Diana Pharaoh Francis | Diana P. Francis | Diana Francis


Wednesday, April 4th, 2012
Questions to ask an agent, part I

So Amy in the previous post’s questions, asked what questions I asked my agent. That was more than ten years ago and while some of those would be the same, many would be different now because the publishing world has significantly changed. But let me give a shot at some of the questions I’d ask today.

First, I would make sure I knew everything possible about the agent in question. I’d already know who she represented, what books she’d sold in recent years (check trade magazines and websites), if she’s active in the industry (attending conferences, the London and Frankfurt Bookfairs, workshops, and so on), how many authors she’s carrying (is there going to be time for her to give you enough attention), how well she’d done with foreign rights, how she was dealing with the changes in publishing, particularly in electronic publishing. How long has she been an agent? If she’s new to the business, then what qualifies her to be an agent? Is she legitimate? I would read her blog, see if she’s on twitter or facebook and read everything I could about her professionally. I would see if her authors had anything to say about her and what.

After that, then I would feel somewhat prepared to ask questions. But remember that even as you ask questions, be sure to listen carefully to the answers and to jot down any questions that occur to you and follow up.
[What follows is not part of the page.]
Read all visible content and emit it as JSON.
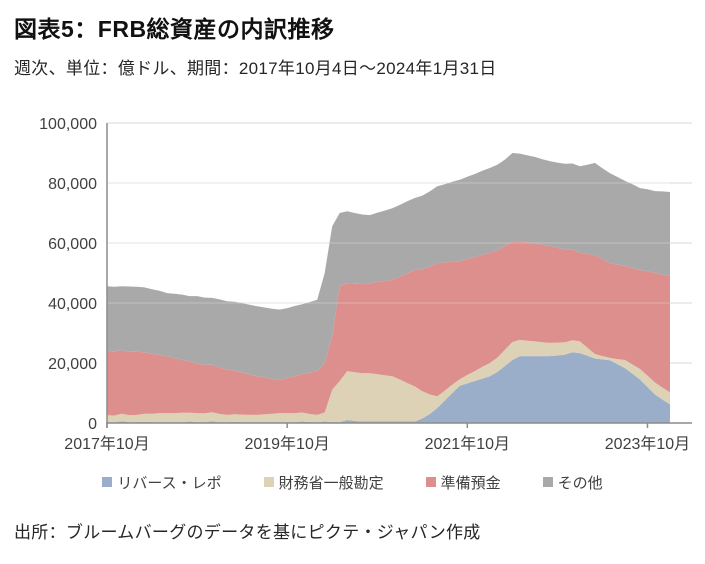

Now some people might dive into the business questions of cost of representation and so forth. Those are important, but my feeling is you won’t need those questions if you don’t match up. So I say start with the questions that will demonstrate if you fit together.
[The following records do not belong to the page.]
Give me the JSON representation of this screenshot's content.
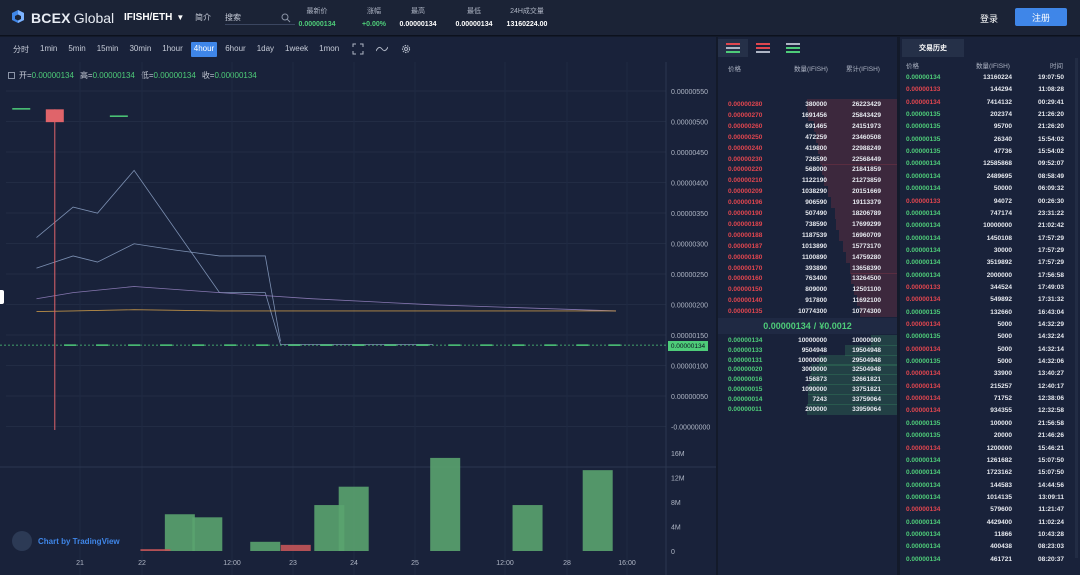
{
  "app": {
    "brand_bold": "BCEX",
    "brand_rest": "Global",
    "pair": "IFISH/ETH",
    "intro_label": "简介",
    "search_placeholder": "搜索",
    "login": "登录",
    "register": "注册"
  },
  "stats": [
    {
      "label": "最新价",
      "value": "0.00000134",
      "color": "#4ecc79",
      "x": 317
    },
    {
      "label": "涨幅",
      "value": "+0.00%",
      "color": "#4ecc79",
      "x": 374
    },
    {
      "label": "最高",
      "value": "0.00000134",
      "color": "#ffffff",
      "x": 418
    },
    {
      "label": "最低",
      "value": "0.00000134",
      "color": "#ffffff",
      "x": 474
    },
    {
      "label": "24H成交量",
      "value": "13160224.00",
      "color": "#ffffff",
      "x": 527
    }
  ],
  "toolbar": {
    "intervals": [
      "分时",
      "1min",
      "5min",
      "15min",
      "30min",
      "1hour",
      "4hour",
      "6hour",
      "1day",
      "1week",
      "1mon"
    ],
    "active": "4hour"
  },
  "ohlc": {
    "open_label": "开=",
    "open": "0.00000134",
    "high_label": "高=",
    "high": "0.00000134",
    "low_label": "低=",
    "low": "0.00000134",
    "close_label": "收=",
    "close": "0.00000134"
  },
  "tv_label": "Chart by TradingView",
  "last_price_tag": "0.00000134",
  "chart_data": {
    "type": "line",
    "price_axis": [
      "0.00000550",
      "0.00000500",
      "0.00000450",
      "0.00000400",
      "0.00000350",
      "0.00000300",
      "0.00000250",
      "0.00000200",
      "0.00000150",
      "0.00000100",
      "0.00000050",
      "-0.00000000"
    ],
    "volume_axis": [
      "16M",
      "12M",
      "8M",
      "4M",
      "0"
    ],
    "x_labels": [
      "21",
      "22",
      "12:00",
      "23",
      "24",
      "25",
      "12:00",
      "28",
      "16:00"
    ],
    "ylim": [
      0,
      5.5e-06
    ],
    "volume_ylim": [
      0,
      16000000
    ],
    "candles": [
      {
        "t": 0.5,
        "o": 5.22e-06,
        "c": 5.22e-06,
        "h": 5.22e-06,
        "l": 5.22e-06,
        "color": "green"
      },
      {
        "t": 1.6,
        "o": 5.2e-06,
        "c": 4.99e-06,
        "h": 5.2e-06,
        "l": -5e-08,
        "color": "red"
      },
      {
        "t": 3.7,
        "o": 5.1e-06,
        "c": 5.1e-06,
        "h": 5.1e-06,
        "l": 5.1e-06,
        "color": "green"
      }
    ],
    "ma_series": [
      {
        "color": "#8ea3c8",
        "x": [
          1,
          2.2,
          3,
          4.2,
          7,
          8.5,
          9,
          12,
          14
        ],
        "y": [
          3.1e-06,
          3.6e-06,
          3.5e-06,
          4.2e-06,
          2.2e-06,
          2.2e-06,
          1.35e-06,
          1.35e-06,
          1.35e-06
        ]
      },
      {
        "color": "#8ea3c8",
        "x": [
          1,
          2.2,
          3,
          4.2,
          5.5,
          7,
          8.5,
          9
        ],
        "y": [
          2.6e-06,
          2.8e-06,
          2.7e-06,
          3e-06,
          2.9e-06,
          2.8e-06,
          2.8e-06,
          1.4e-06
        ]
      },
      {
        "color": "#9a86c6",
        "x": [
          1,
          2.2,
          4.2,
          7,
          10,
          14,
          20
        ],
        "y": [
          2.1e-06,
          2.2e-06,
          2.3e-06,
          2.2e-06,
          2.1e-06,
          2e-06,
          1.9e-06
        ]
      },
      {
        "color": "#d8a24a",
        "x": [
          1,
          2.2,
          4.2,
          7,
          10,
          14,
          20
        ],
        "y": [
          1.89e-06,
          1.9e-06,
          1.92e-06,
          1.9e-06,
          1.9e-06,
          1.9e-06,
          1.9e-06
        ]
      }
    ],
    "volume_bars": [
      {
        "t": 5.7,
        "v": 6000000,
        "color": "green"
      },
      {
        "t": 6.6,
        "v": 5500000,
        "color": "green"
      },
      {
        "t": 8.5,
        "v": 1500000,
        "color": "green"
      },
      {
        "t": 9.5,
        "v": 1000000,
        "color": "red"
      },
      {
        "t": 10.6,
        "v": 7500000,
        "color": "green"
      },
      {
        "t": 11.4,
        "v": 10500000,
        "color": "green"
      },
      {
        "t": 14.4,
        "v": 15200000,
        "color": "green"
      },
      {
        "t": 17.1,
        "v": 7500000,
        "color": "green"
      },
      {
        "t": 19.4,
        "v": 13200000,
        "color": "green"
      },
      {
        "t": 4.9,
        "v": 300000,
        "color": "red"
      }
    ]
  },
  "orderbook": {
    "col_price": "价格",
    "col_amount": "数量(IFISH)",
    "col_total": "累计(IFISH)",
    "asks": [
      [
        "0.00000280",
        "380000",
        "26223429"
      ],
      [
        "0.00000270",
        "1691456",
        "25843429"
      ],
      [
        "0.00000260",
        "691465",
        "24151973"
      ],
      [
        "0.00000250",
        "472259",
        "23460508"
      ],
      [
        "0.00000240",
        "419800",
        "22988249"
      ],
      [
        "0.00000230",
        "726590",
        "22568449"
      ],
      [
        "0.00000220",
        "568000",
        "21841859"
      ],
      [
        "0.00000210",
        "1122190",
        "21273859"
      ],
      [
        "0.00000209",
        "1038290",
        "20151669"
      ],
      [
        "0.00000196",
        "906590",
        "19113379"
      ],
      [
        "0.00000190",
        "507490",
        "18206789"
      ],
      [
        "0.00000189",
        "738590",
        "17699299"
      ],
      [
        "0.00000188",
        "1187539",
        "16960709"
      ],
      [
        "0.00000187",
        "1013890",
        "15773170"
      ],
      [
        "0.00000180",
        "1100890",
        "14759280"
      ],
      [
        "0.00000170",
        "393890",
        "13658390"
      ],
      [
        "0.00000160",
        "763400",
        "13264500"
      ],
      [
        "0.00000150",
        "809000",
        "12501100"
      ],
      [
        "0.00000140",
        "917800",
        "11692100"
      ],
      [
        "0.00000135",
        "10774300",
        "10774300"
      ]
    ],
    "mid_price": "0.00000134",
    "mid_sep": "/",
    "mid_fiat": "¥0.0012",
    "bids": [
      [
        "0.00000134",
        "10000000",
        "10000000"
      ],
      [
        "0.00000133",
        "9504948",
        "19504948"
      ],
      [
        "0.00000131",
        "10000000",
        "29504948"
      ],
      [
        "0.00000020",
        "3000000",
        "32504948"
      ],
      [
        "0.00000016",
        "156873",
        "32661821"
      ],
      [
        "0.00000015",
        "1090000",
        "33751821"
      ],
      [
        "0.00000014",
        "7243",
        "33759064"
      ],
      [
        "0.00000011",
        "200000",
        "33959064"
      ]
    ]
  },
  "history": {
    "tab": "交易历史",
    "col_price": "价格",
    "col_amount": "数量(IFISH)",
    "col_time": "时间",
    "rows": [
      [
        "0.00000134",
        "13160224",
        "19:07:50",
        "g"
      ],
      [
        "0.00000133",
        "144294",
        "11:08:28",
        "r"
      ],
      [
        "0.00000134",
        "7414132",
        "00:29:41",
        "r"
      ],
      [
        "0.00000135",
        "202374",
        "21:26:20",
        "g"
      ],
      [
        "0.00000135",
        "95700",
        "21:26:20",
        "g"
      ],
      [
        "0.00000135",
        "26340",
        "15:54:02",
        "g"
      ],
      [
        "0.00000135",
        "47736",
        "15:54:02",
        "g"
      ],
      [
        "0.00000134",
        "12585868",
        "09:52:07",
        "g"
      ],
      [
        "0.00000134",
        "2489695",
        "08:58:49",
        "g"
      ],
      [
        "0.00000134",
        "50000",
        "06:09:32",
        "g"
      ],
      [
        "0.00000133",
        "94072",
        "00:26:30",
        "r"
      ],
      [
        "0.00000134",
        "747174",
        "23:31:22",
        "g"
      ],
      [
        "0.00000134",
        "10000000",
        "21:02:42",
        "g"
      ],
      [
        "0.00000134",
        "1450108",
        "17:57:29",
        "g"
      ],
      [
        "0.00000134",
        "30000",
        "17:57:29",
        "g"
      ],
      [
        "0.00000134",
        "3519892",
        "17:57:29",
        "g"
      ],
      [
        "0.00000134",
        "2000000",
        "17:56:58",
        "g"
      ],
      [
        "0.00000133",
        "344524",
        "17:49:03",
        "r"
      ],
      [
        "0.00000134",
        "549892",
        "17:31:32",
        "r"
      ],
      [
        "0.00000135",
        "132660",
        "16:43:04",
        "g"
      ],
      [
        "0.00000134",
        "5000",
        "14:32:29",
        "r"
      ],
      [
        "0.00000135",
        "5000",
        "14:32:24",
        "g"
      ],
      [
        "0.00000134",
        "5000",
        "14:32:14",
        "r"
      ],
      [
        "0.00000135",
        "5000",
        "14:32:06",
        "g"
      ],
      [
        "0.00000134",
        "33900",
        "13:40:27",
        "r"
      ],
      [
        "0.00000134",
        "215257",
        "12:40:17",
        "r"
      ],
      [
        "0.00000134",
        "71752",
        "12:38:06",
        "r"
      ],
      [
        "0.00000134",
        "934355",
        "12:32:58",
        "r"
      ],
      [
        "0.00000135",
        "100000",
        "21:56:58",
        "g"
      ],
      [
        "0.00000135",
        "20000",
        "21:46:26",
        "g"
      ],
      [
        "0.00000134",
        "1200000",
        "15:46:21",
        "r"
      ],
      [
        "0.00000134",
        "1261682",
        "15:07:50",
        "g"
      ],
      [
        "0.00000134",
        "1723162",
        "15:07:50",
        "g"
      ],
      [
        "0.00000134",
        "144583",
        "14:44:56",
        "g"
      ],
      [
        "0.00000134",
        "1014135",
        "13:09:11",
        "g"
      ],
      [
        "0.00000134",
        "579600",
        "11:21:47",
        "r"
      ],
      [
        "0.00000134",
        "4429400",
        "11:02:24",
        "g"
      ],
      [
        "0.00000134",
        "11866",
        "10:43:28",
        "g"
      ],
      [
        "0.00000134",
        "400438",
        "08:23:03",
        "g"
      ],
      [
        "0.00000134",
        "461721",
        "08:20:37",
        "g"
      ]
    ]
  }
}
I would ask things about what about my work excites her? Where might she see it marketed (in terms of publishers)? I would ask her if she gives editorial feedback and if when she would decide it’s ready to send it out. The reason for this is some agents won’t send it out unless they like the work, when the author is ready. Now the author has to listen, but at some point, it is the author’s work and she has to say that this is her vision. What happens if the agent disagrees with that? You might not get a straight answer to this at this point. A good agent will be straight and tell you she will or will not send out your work if you want it. After all, she works for you. Potentially that is. This is pretty critical. If your visions don’t match and she won’t act on your behalf, then what’s the point?
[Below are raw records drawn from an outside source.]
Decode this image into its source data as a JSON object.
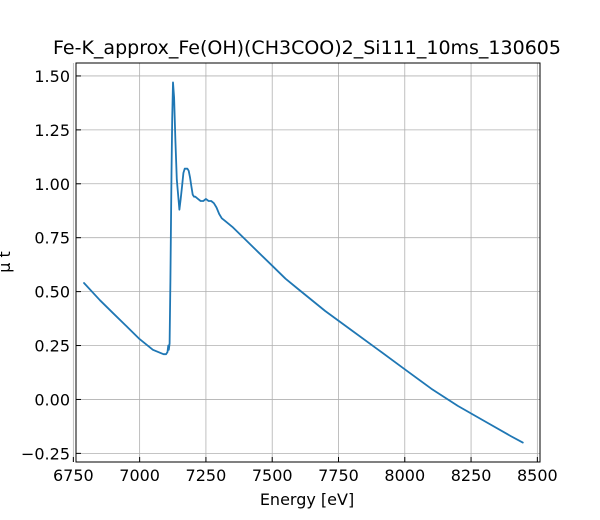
{
  "chart_data": {
    "type": "line",
    "title": "Fe-K_approx_Fe(OH)(CH3COO)2_Si111_10ms_130605",
    "xlabel": "Energy [eV]",
    "ylabel": "μ t",
    "xlim": [
      6760,
      8510
    ],
    "ylim": [
      -0.29,
      1.56
    ],
    "xticks": [
      6750,
      7000,
      7250,
      7500,
      7750,
      8000,
      8250,
      8500
    ],
    "yticks": [
      -0.25,
      0.0,
      0.25,
      0.5,
      0.75,
      1.0,
      1.25,
      1.5
    ],
    "xtick_labels": [
      "6750",
      "7000",
      "7250",
      "7500",
      "7750",
      "8000",
      "8250",
      "8500"
    ],
    "ytick_labels": [
      "−0.25",
      "0.00",
      "0.25",
      "0.50",
      "0.75",
      "1.00",
      "1.25",
      "1.50"
    ],
    "grid": true,
    "series": [
      {
        "color": "#1f77b4",
        "x": [
          6790,
          6850,
          6900,
          6950,
          7000,
          7050,
          7090,
          7100,
          7105,
          7108,
          7110,
          7113,
          7116,
          7120,
          7123,
          7126,
          7130,
          7135,
          7140,
          7145,
          7150,
          7155,
          7160,
          7165,
          7170,
          7175,
          7180,
          7185,
          7190,
          7195,
          7200,
          7205,
          7210,
          7220,
          7230,
          7240,
          7250,
          7260,
          7270,
          7280,
          7290,
          7300,
          7310,
          7320,
          7350,
          7400,
          7450,
          7500,
          7550,
          7600,
          7700,
          7800,
          7900,
          8000,
          8100,
          8200,
          8300,
          8400,
          8445
        ],
        "y": [
          0.54,
          0.46,
          0.4,
          0.34,
          0.28,
          0.23,
          0.21,
          0.21,
          0.22,
          0.25,
          0.23,
          0.26,
          0.55,
          1.05,
          1.3,
          1.47,
          1.4,
          1.2,
          1.02,
          0.95,
          0.88,
          0.93,
          0.99,
          1.05,
          1.07,
          1.07,
          1.07,
          1.06,
          1.03,
          0.99,
          0.95,
          0.94,
          0.94,
          0.93,
          0.92,
          0.92,
          0.93,
          0.92,
          0.92,
          0.91,
          0.89,
          0.86,
          0.84,
          0.83,
          0.8,
          0.74,
          0.68,
          0.62,
          0.56,
          0.51,
          0.41,
          0.32,
          0.23,
          0.14,
          0.05,
          -0.03,
          -0.1,
          -0.17,
          -0.2
        ]
      }
    ]
  }
}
The thing is, this is where fit is important. You have to rely on your agent’s expertise. That’s why it’s so important that she is excited about your work, and not only this particular piece, but your other ideas. If she can’t get excited about you, she be enthusiastic to editors. That’s why accepting the response that it didn’t work for her or it was good, but didn’t really excite her is an okay answer. You don’t want her if she doesn’t love your work. So make sure you talk in some detail about what you write and your process. Can you do proposals? Do you have to write the whole book before you sell? If you plot out a book, does it match up with the end product?

This is where you are thinking about the relationship you will have with your agent. Will you be able to be honest with her and will you be able to accept her honest opinions? Will you be able to hold true to your vision and yet be critical when armed with her feedback?

I can’t stress enough how important it is in this conversation to sort out how you would work together. That relationship is so key so you want to spend real time talking about how that would work. Ask about return times–how long she takes to respond to emails, can you reach her when you need her? How often do you plan to be in touch with her? How she deals with stupid questions and panic and etc. Think also of your expectations and articulate them to her.

I know I’m meandering here a little bit, but this is a complex relationship. You’ve got the business side and the creative side, and those two can clash and let’s face it, writers can be very neurotic. You really have to think about what you want and need from this relationship, not just from the business side, but for the creative side.